Paulina, Lunt - any others (streets that rhyme with . . .)?

Shaapin' at Jewels for pop, the old house brand was: Yummy! If you brought Yummy to Little League when it was your turn for pop, your family was cheap!

Still making fun of long-departed coaches: Yeah he's got an ankle . . .

dce / May 20, 2004 4:24 PM

Bob: Lane Tech - it's huge. Just about anyone *could* have gone there. Senn and Amundsun are good choices too.

Just don't say your parents moved to the suburbs when you were 13 so you could go to New Trier.
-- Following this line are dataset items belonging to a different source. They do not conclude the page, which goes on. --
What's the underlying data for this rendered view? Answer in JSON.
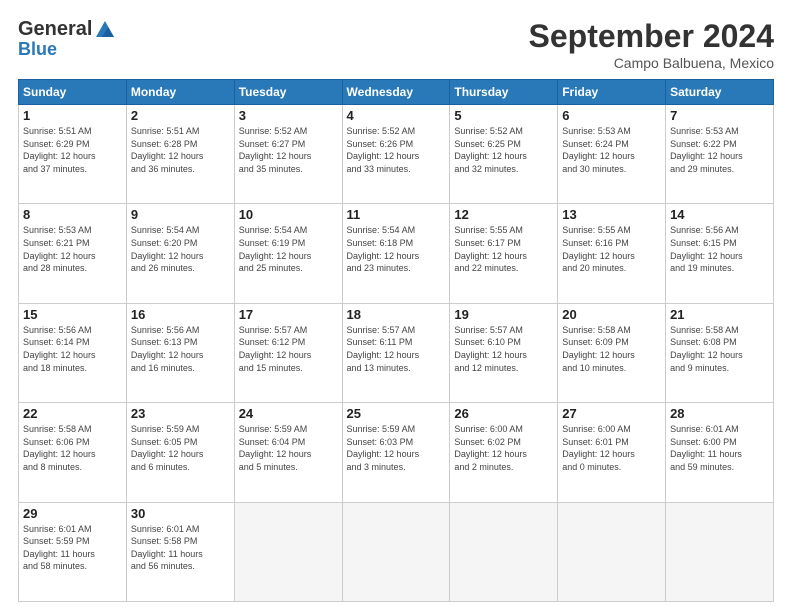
{
  "header": {
    "logo_general": "General",
    "logo_blue": "Blue",
    "month_title": "September 2024",
    "location": "Campo Balbuena, Mexico"
  },
  "calendar": {
    "days_of_week": [
      "Sunday",
      "Monday",
      "Tuesday",
      "Wednesday",
      "Thursday",
      "Friday",
      "Saturday"
    ],
    "weeks": [
      [
        {
          "day": "",
          "empty": true
        },
        {
          "day": "",
          "empty": true
        },
        {
          "day": "",
          "empty": true
        },
        {
          "day": "",
          "empty": true
        },
        {
          "day": "",
          "empty": true
        },
        {
          "day": "",
          "empty": true
        },
        {
          "day": "",
          "empty": true
        }
      ],
      [
        {
          "day": "1",
          "info": "Sunrise: 5:51 AM\nSunset: 6:29 PM\nDaylight: 12 hours\nand 37 minutes."
        },
        {
          "day": "2",
          "info": "Sunrise: 5:51 AM\nSunset: 6:28 PM\nDaylight: 12 hours\nand 36 minutes."
        },
        {
          "day": "3",
          "info": "Sunrise: 5:52 AM\nSunset: 6:27 PM\nDaylight: 12 hours\nand 35 minutes."
        },
        {
          "day": "4",
          "info": "Sunrise: 5:52 AM\nSunset: 6:26 PM\nDaylight: 12 hours\nand 33 minutes."
        },
        {
          "day": "5",
          "info": "Sunrise: 5:52 AM\nSunset: 6:25 PM\nDaylight: 12 hours\nand 32 minutes."
        },
        {
          "day": "6",
          "info": "Sunrise: 5:53 AM\nSunset: 6:24 PM\nDaylight: 12 hours\nand 30 minutes."
        },
        {
          "day": "7",
          "info": "Sunrise: 5:53 AM\nSunset: 6:22 PM\nDaylight: 12 hours\nand 29 minutes."
        }
      ],
      [
        {
          "day": "8",
          "info": "Sunrise: 5:53 AM\nSunset: 6:21 PM\nDaylight: 12 hours\nand 28 minutes."
        },
        {
          "day": "9",
          "info": "Sunrise: 5:54 AM\nSunset: 6:20 PM\nDaylight: 12 hours\nand 26 minutes."
        },
        {
          "day": "10",
          "info": "Sunrise: 5:54 AM\nSunset: 6:19 PM\nDaylight: 12 hours\nand 25 minutes."
        },
        {
          "day": "11",
          "info": "Sunrise: 5:54 AM\nSunset: 6:18 PM\nDaylight: 12 hours\nand 23 minutes."
        },
        {
          "day": "12",
          "info": "Sunrise: 5:55 AM\nSunset: 6:17 PM\nDaylight: 12 hours\nand 22 minutes."
        },
        {
          "day": "13",
          "info": "Sunrise: 5:55 AM\nSunset: 6:16 PM\nDaylight: 12 hours\nand 20 minutes."
        },
        {
          "day": "14",
          "info": "Sunrise: 5:56 AM\nSunset: 6:15 PM\nDaylight: 12 hours\nand 19 minutes."
        }
      ],
      [
        {
          "day": "15",
          "info": "Sunrise: 5:56 AM\nSunset: 6:14 PM\nDaylight: 12 hours\nand 18 minutes."
        },
        {
          "day": "16",
          "info": "Sunrise: 5:56 AM\nSunset: 6:13 PM\nDaylight: 12 hours\nand 16 minutes."
        },
        {
          "day": "17",
          "info": "Sunrise: 5:57 AM\nSunset: 6:12 PM\nDaylight: 12 hours\nand 15 minutes."
        },
        {
          "day": "18",
          "info": "Sunrise: 5:57 AM\nSunset: 6:11 PM\nDaylight: 12 hours\nand 13 minutes."
        },
        {
          "day": "19",
          "info": "Sunrise: 5:57 AM\nSunset: 6:10 PM\nDaylight: 12 hours\nand 12 minutes."
        },
        {
          "day": "20",
          "info": "Sunrise: 5:58 AM\nSunset: 6:09 PM\nDaylight: 12 hours\nand 10 minutes."
        },
        {
          "day": "21",
          "info": "Sunrise: 5:58 AM\nSunset: 6:08 PM\nDaylight: 12 hours\nand 9 minutes."
        }
      ],
      [
        {
          "day": "22",
          "info": "Sunrise: 5:58 AM\nSunset: 6:06 PM\nDaylight: 12 hours\nand 8 minutes."
        },
        {
          "day": "23",
          "info": "Sunrise: 5:59 AM\nSunset: 6:05 PM\nDaylight: 12 hours\nand 6 minutes."
        },
        {
          "day": "24",
          "info": "Sunrise: 5:59 AM\nSunset: 6:04 PM\nDaylight: 12 hours\nand 5 minutes."
        },
        {
          "day": "25",
          "info": "Sunrise: 5:59 AM\nSunset: 6:03 PM\nDaylight: 12 hours\nand 3 minutes."
        },
        {
          "day": "26",
          "info": "Sunrise: 6:00 AM\nSunset: 6:02 PM\nDaylight: 12 hours\nand 2 minutes."
        },
        {
          "day": "27",
          "info": "Sunrise: 6:00 AM\nSunset: 6:01 PM\nDaylight: 12 hours\nand 0 minutes."
        },
        {
          "day": "28",
          "info": "Sunrise: 6:01 AM\nSunset: 6:00 PM\nDaylight: 11 hours\nand 59 minutes."
        }
      ],
      [
        {
          "day": "29",
          "info": "Sunrise: 6:01 AM\nSunset: 5:59 PM\nDaylight: 11 hours\nand 58 minutes."
        },
        {
          "day": "30",
          "info": "Sunrise: 6:01 AM\nSunset: 5:58 PM\nDaylight: 11 hours\nand 56 minutes."
        },
        {
          "day": "",
          "empty": true
        },
        {
          "day": "",
          "empty": true
        },
        {
          "day": "",
          "empty": true
        },
        {
          "day": "",
          "empty": true
        },
        {
          "day": "",
          "empty": true
        }
      ]
    ]
  }
}
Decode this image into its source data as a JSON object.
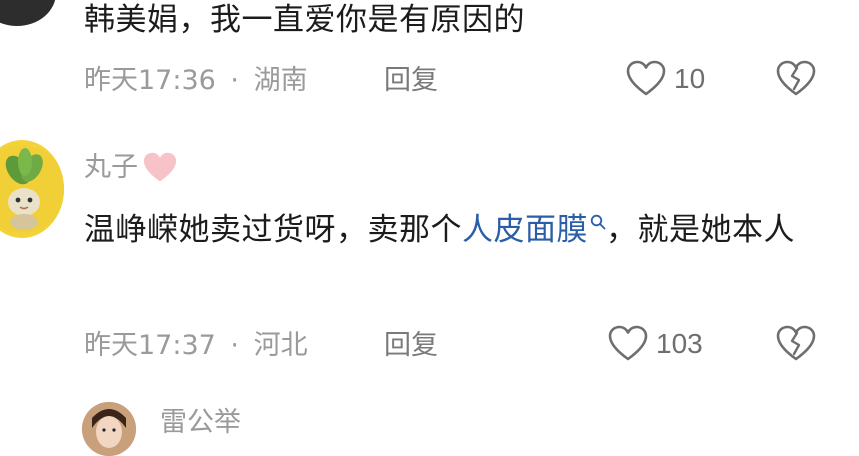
{
  "comments": [
    {
      "text": "韩美娟，我一直爱你是有原因的",
      "time": "昨天17:36",
      "separator": "·",
      "location": "湖南",
      "reply_label": "回复",
      "likes": "10"
    },
    {
      "username": "丸子",
      "text_before_link": "温峥嵘她卖过货呀，卖那个",
      "link_text": "人皮面膜",
      "text_after_link": "，就是她本人",
      "time": "昨天17:37",
      "separator": "·",
      "location": "河北",
      "reply_label": "回复",
      "likes": "103"
    },
    {
      "username": "雷公举"
    }
  ],
  "icons": {
    "like": "heart-outline-icon",
    "dislike": "broken-heart-icon",
    "search": "search-icon",
    "badge": "pink-heart-icon"
  },
  "colors": {
    "text": "#1c1c1c",
    "meta": "#9a9a9a",
    "link": "#2b5ea8",
    "badge": "#f7c3c8"
  }
}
That'll get your ass kicked every time.

Um . . . so I've been told . . .

Mike / May 23, 2004 12:19 PM

Non-natives always refer to Soldier Field as "Soldier Field."

... as opposed to?

Vit / May 25, 2004 6:39 PM

Where's somewhere else,? I've never been able to figure out if I'm a native or not. I was born in Chicago Heights, went to my first Sox game when I was 7 years old, and grew up thinking that parade down in Beverly was the Chicago St. Patricks Day Parade (we go every year). Of course, I did grow up in the suburbs, but spent far too much time as a teenager devising was of successfully sneaking up to Medusa's (upstairs baby), I guess I'm sort of in limbo here when it comes to the native/transplant thingie.